Metode pengambilan dalil yang ditempuh oleh Imam Syafii ini kuat. Sebagian dari ulama mutaakhkhirin berupaya menguatkan pendapat ini dengan menginterpretasikan huruf wawu yang ada pada firman-Nya, {وإِنَّهُ لَفِسْقٌ} sebagai wawu hal, yang artinya 'janganlah kalian memakan binatang-binatang yang tidak disebut nama Allah ketika menyembelihnya, sedangkan hewan tersebut berstatus fasik: dan tidak sekali-kali seekor binatang dinamakan fasik, melainkan karena binatang tersebut disembelih untuk selain Allah'. Kemudian sebagian dari ulama mutaakhkhirin itu mengatakan bahwa takwil ini adalah suatu ketentuan dan tidak boleh menganggap wawu sebagai wawu 'ataf, karena bila dianggap sebagai wawu ataf berarti mengharuskan adanya ataf jumlah ismiyah khabariyah kepada jumlah fi'liyah talabiyah.

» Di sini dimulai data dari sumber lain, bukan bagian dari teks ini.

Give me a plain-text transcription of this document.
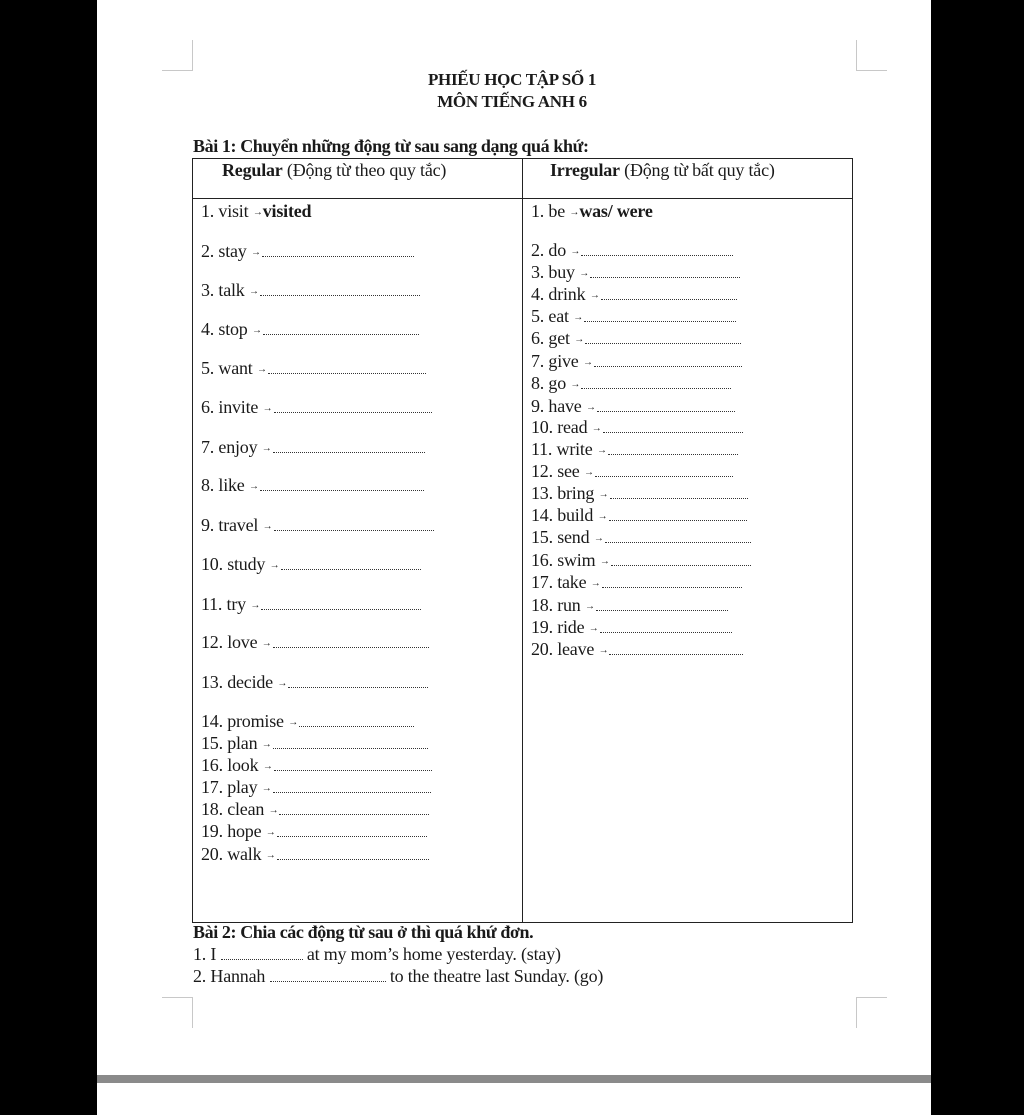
PHIẾU HỌC TẬP SỐ 1
MÔN TIẾNG ANH 6
Bài 1: Chuyển những động từ sau sang dạng quá khứ:
Regular (Động từ theo quy tắc)	Irregular (Động từ bất quy tắc)
1. visit →visited
2. stay →
3. talk →
4. stop →
5. want →
6. invite →
7. enjoy →
8. like →
9. travel →
10. study →
11. try →
12. love →
13. decide →
14. promise →
15. plan →
16. look →
17. play →
18. clean →
19. hope →
20. walk →
1. be →was/ were
2. do →
3. buy →
4. drink →
5. eat →
6. get →
7. give →
8. go →
9. have →
10. read →
11. write →
12. see →
13. bring →
14. build →
15. send →
16. swim →
17. take →
18. run →
19. ride →
20. leave →
Bài 2: Chia các động từ sau ở thì quá khứ đơn.
1. I	at my mom’s home yesterday. (stay)
2. Hannah	to the theatre last Sunday. (go)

Akan tetapi, pendapat ini dapat dibantah dengan firman selanjutnya yang mengatakan:
{وَإِنَّ الشَّيَاطِينَ لَيُوحُونَ إِلَى أَوْلِيَائِهِمْ}
Sesungguhnya setan itu membisikkan kepada kawan-kawannya. (Al-An'am: 121)
Karena sesungguhnya huruf wawu pada ayat ini sudah pasti merupakan huruf 'ataf. Jika wawu yang didakwakan olehnya bahwa wawu itu adalah wawu haliyah yang sesungguhnya, seperti yang telah dikatakannya, niscaya jumlah ini tidak dapat di-'ataf-kan kepada jumlah yang sebelumnya. Jika jumlah ini di-'ataf-kan kepada jumlah talabiyah, berarti diberlakukan terhadapnya apa yang diberlakukan terhadap selainnya. Jika terbukti bahwa huruf wawu tersebut bukan wawu haliyah, berarti batallah apa yang dikatakan oleh sebagian ulama mutaakhkhirin tersebut.

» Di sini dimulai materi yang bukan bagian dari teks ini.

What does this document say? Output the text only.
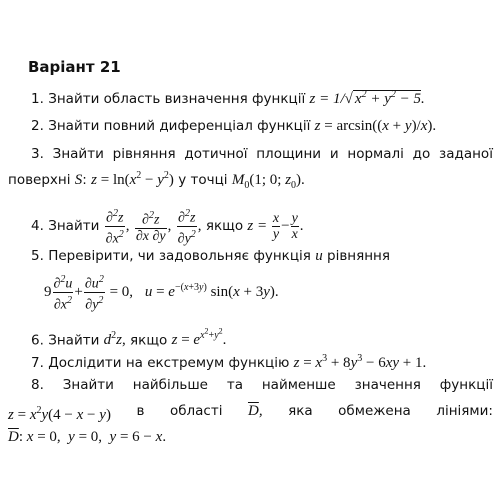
Варіант 21
1. Знайти область визначення функції z = 1/√ $x^2 + y^2 - 5$.
2. Знайти повний диференціал функції z = arcsin((x + y)/x).
3. Знайти рівняння дотичної площини и нормалі до заданої
поверхні S: $z = \ln(x^2 - y^2)$ у точці $M_0(1$; 0; $z_0$).
4. Знайти $\frac{\partial^2z}{\partial x^2}$ , $\frac{\partial^2z}{\partial x \partial y}$ , $\frac{\partial^2z}{\partial y^2}$ , якщо $z = \frac{x}{y} - \frac{y}{x}$ .
5. Перевірити, чи задовольняє функція u рівняння
$9 \frac{\partial^2u}{\partial x^2} + \frac{\partial u^2}{\partial y^2} = 0$,   $u = e^{-(x+3y)}$ sin(x + 3y).
6. Знайти $d^2z$, якщо $z = e^{x^2+y^2}$.
7. Дослідити на екстремум функцію $z = x^3 + 8y^3 - 6xy + 1$.
8. Знайти найбільше та найменше значення функції
$z = x^2y(4 - x - y)$ в області $\overline{D}$, яка обмежена лініями:
$\overline{D}$: x = 0,  y = 0,  y = 6 − x.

Ibnu Abu Hatim mengatakan, telah menceritakan kepada kami ayahku, menceritakan kepada kami Yahya ibnul Mugirah, telah mewartakan kepada kami Jarir. dari Ata, dari Sa'id ibnu Jubair, dari Ibnu Abbas sehubungan dengan makna ayat: Dan janganlah kalian memakan binatang-binatang yang tidak disebut nama Allah ketika menyembelihnya. (Al-An'am: 121) Bahwa yang dimaksud adalah bangkai. Kemudian Ibnu Abu Hatim meriwayatkannya dari Abu Zar'ah, dari Yahya ibnu Abu Kasir, dari Ibnu Luhai'ah, dari Ata ibnus Saib dengan lafaz yang sama.
Dapat pula dijadikan dalil oleh mazhab ini yaitu sebuah hadis yang diriwayatkan oleh Abu Daud di dalam hadis-hadis mursal-nya melalui hadis Saur ibnu Yazid, dari As-Suit As-Sudusi maula Suwaid ibnu Maimun, salah seorang tabi'in yang disebut oleh Abu Hatim ibnu Hibban di dalam Kitabbus Siqat termasuk orang-orang yang berpredikat siqah. Ia mengatakan bahwa Rasulullah Saw. pernah bersabda:
"ذَبِيحَة الْمُسْلِمِ حَلَالٌ ذُكِر اسمُ اللهِ أَوْ لَمْ يُذْكَرْ، إِنَّهُ إِنْ ذَكَرَ لَمْ يَذْكُرْ إِلَّا اسْمَ اللَّهِ"
Sembelihan orang muslim adalah halal, baik ia menyebut nama Allah ataupun tidak (ketika menyembelihnya). Karena sesungguh­nya jika ia menyebut (dalam doanya), maka yang disebutnya hanyalah nama Allah belaka.
Hadis ini mursal, diperkuat oleh hadis yang diriwayatkan oleh Imam Daraqutni melalui Ibnu Abbas yang mengatakan:
إِذَا ذَبَحَ الْمُسْلِمُ -وَلَمْ يَذْكُرِ اسْمَ اللَّهِ فَلْيَأْكُلْ، فَإِنَّ الْمُسْلِمَ فِيهِ اسْمٌ مِنْ أَسْمَاءِ اللَّهِ
Apabila orang muslim melakukan sembelihan dan tidak menyebut nama Allah, maka makanlah (hasil sembelihannya), karena sesung­guhnya nama Muslim itu sendiri merupakan salah satu dari nama Allah.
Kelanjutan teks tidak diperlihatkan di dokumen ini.